Chapter 5 concerns syntactic phenomena. Contrary to the previous phenomena presented in chapters 3 and 4, syntactic changes have recently received more attention from a constructional perspective  (de Vogelaer 2008, Fried 2008, Hilpert and Koops 2008, Traugott 2008, Tousdale 2008, Patten 2010, among many others). Hilpert focuses here on a family of concessive parentheticals exemplified in: power, although important, is not everything /The results showed a negative although non-significant correlation, among other instances, and proposes to investigate on how they emerged and how they developed. He uses the Time corpus to understand whether concessive parentheticals are the product of syntactic reduction or the product of analogy, and concludes from the data collected that the reduction hypothesis is more robust. Another question is whether these constructions, which display similarities and differences, can be grouped together under a common label or not. The data over the past 150 yeard are taken from the COHA and  divided into fifteen sequential decades, each of which is analysed through metric multidimensional scaling (MDS). Hilpert concludes in favour of the construction family hypothesis rather than of the macro-construction hypothesis, since the diachronic tendencies  do not show any gradual convergence  in their syntactic behaviour. He then wonders whether the evolution of the concessive parentheticals is better explained by resorting to the constructional theory, or not, since their emergence is a well-argued case of grammaticalisation, and their usage by speakers is highly subjectified. His answer is that it is, as the data collected and analysed show diversification in their syntactic and semantic profiles, instead of structural convergence, and suggest formations of local generalisations at different levels of abstraction.

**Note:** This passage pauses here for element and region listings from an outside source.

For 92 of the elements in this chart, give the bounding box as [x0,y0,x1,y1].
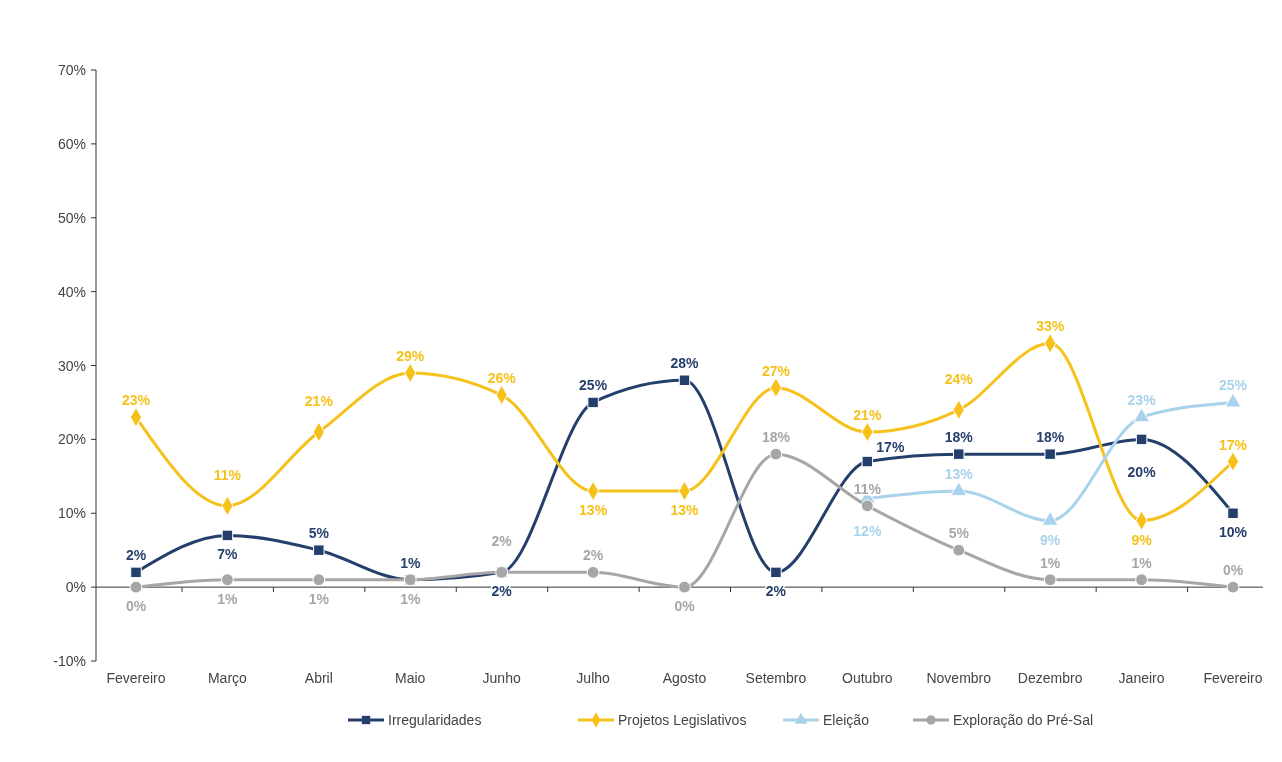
data-label: 13% [579,502,608,519]
data-label: 12% [853,523,882,540]
legend-label: Eleição [823,712,870,728]
data-label: 0% [1222,562,1244,579]
data-label: 0% [125,598,147,615]
point [130,566,142,579]
point [586,565,600,579]
data-label: 27% [761,362,791,379]
y-tick-label: 40% [57,283,86,300]
x-tick-label: Novembro [926,670,992,686]
data-label: 5% [308,525,330,542]
point [221,529,234,542]
point [861,455,874,468]
point [221,573,234,587]
y-tick-label: -10% [53,653,86,669]
data-label: 18% [1036,429,1065,446]
data-label: 1% [308,590,330,607]
legend-label: Irregularidades [388,712,482,728]
data-label: 18% [944,429,974,446]
x-tick-label: Janeiro [1118,670,1165,686]
x-tick-label: Fevereiro [106,670,166,686]
x-tick-label: Fevereiro [1203,670,1263,686]
x-tick-label: Outubro [842,670,893,686]
data-label: 33% [1036,318,1065,335]
y-tick-label: 50% [57,209,86,226]
data-label: 1% [1040,554,1061,571]
data-label: 17% [1218,436,1248,453]
data-label: 1% [400,590,421,607]
data-label: 25% [579,377,608,394]
point [129,580,143,594]
point [1135,573,1148,587]
y-tick-label: 70% [57,62,86,78]
data-label: 21% [853,406,882,423]
point [770,566,782,579]
data-label: 0% [674,598,696,615]
data-label: 2% [765,583,787,600]
data-label: 11% [213,466,242,483]
data-label: 13% [944,466,974,483]
data-label: 9% [1131,531,1153,548]
x-tick-label: Julho [576,670,611,686]
data-label: 25% [1218,377,1248,394]
data-label: 10% [1218,524,1248,541]
data-label: 23% [121,392,151,409]
data-label: 28% [670,355,700,372]
x-tick-label: Dezembro [1017,670,1083,686]
y-tick-label: 0% [65,579,86,596]
point [952,543,966,557]
point [312,573,326,587]
data-label: 2% [491,583,513,600]
data-label: 7% [217,546,239,563]
point [769,447,783,461]
y-tick-label: 10% [57,505,86,522]
data-label: 11% [853,480,882,497]
data-label: 1% [1131,554,1153,571]
data-label: 13% [670,502,700,519]
x-tick-label: Abril [304,670,333,686]
point [1043,573,1057,587]
legend-label: Exploração do Pré-Sal [953,712,1094,728]
data-label: 18% [761,429,791,446]
data-label: 26% [487,370,517,387]
point [313,544,325,556]
data-label: 1% [400,554,421,571]
data-label: 2% [125,547,147,564]
y-tick-label: 20% [57,431,86,448]
point [1044,448,1056,460]
x-tick-label: Maio [395,670,426,686]
point [1227,507,1239,519]
data-label: 5% [948,525,970,542]
data-label: 29% [396,347,425,364]
x-tick-label: Agosto [662,670,707,686]
data-label: 21% [304,392,334,409]
data-label: 23% [1127,392,1157,409]
point [1135,433,1148,446]
data-label: 20% [1127,464,1157,481]
point [587,396,599,409]
x-tick-label: Junho [482,670,521,686]
point [953,448,965,460]
x-tick-label: Março [207,670,248,686]
point [1226,580,1240,594]
legend-label: Projetos Legislativos [618,712,747,728]
data-label: 2% [582,547,604,564]
y-tick-label: 60% [57,135,86,152]
data-label: 2% [491,533,513,550]
point [860,499,874,513]
data-label: 24% [944,370,974,387]
x-tick-label: Setembro [745,670,807,686]
point [678,374,691,387]
y-tick-label: 30% [57,357,86,374]
data-label: 17% [876,438,905,455]
data-label: 9% [1040,531,1061,548]
data-label: 1% [217,590,239,607]
point [678,580,691,594]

In chapter 6, the conclusion, Hilpert sums up the main discussions previously developed and insists on the importance of the notion of constructional change to account for phenomena that only affect well-defined parts of the linguistic system. Another important point present all through the book is the question of the levels of abstraction at which a construction should be posited, and how speakers and hearers form the generalisations. The book also shows how new quantitative techniques of corpus analyses are essential to better understand the varied factors at work over time in the evolution of English.

Constructional Change in English by Martin Hilpert is a well-researched, well-written and easy-to-read book, thanks to the recurrent question of whether we are dealing with cases of grammaticalisation or not in all three case studies. Even if its aim is to present what a constructional approach can do, the analyses are meant as a complement to existing approaches to language change. It is brimming with data, reflections on previous work, and debated issues, which should help the readers to follow the argumentation, and to form their own conclusions. The quantitative corpus methods are well-described and contribute to the understanding of what the approach could bring to less-researched phenomena of evolution. The most interesting point could be, after all, that Martin Hilpert hopes, in his own term  that “if a meaningful discussion unfolds around constructional change, this would probably justify introducing the term”.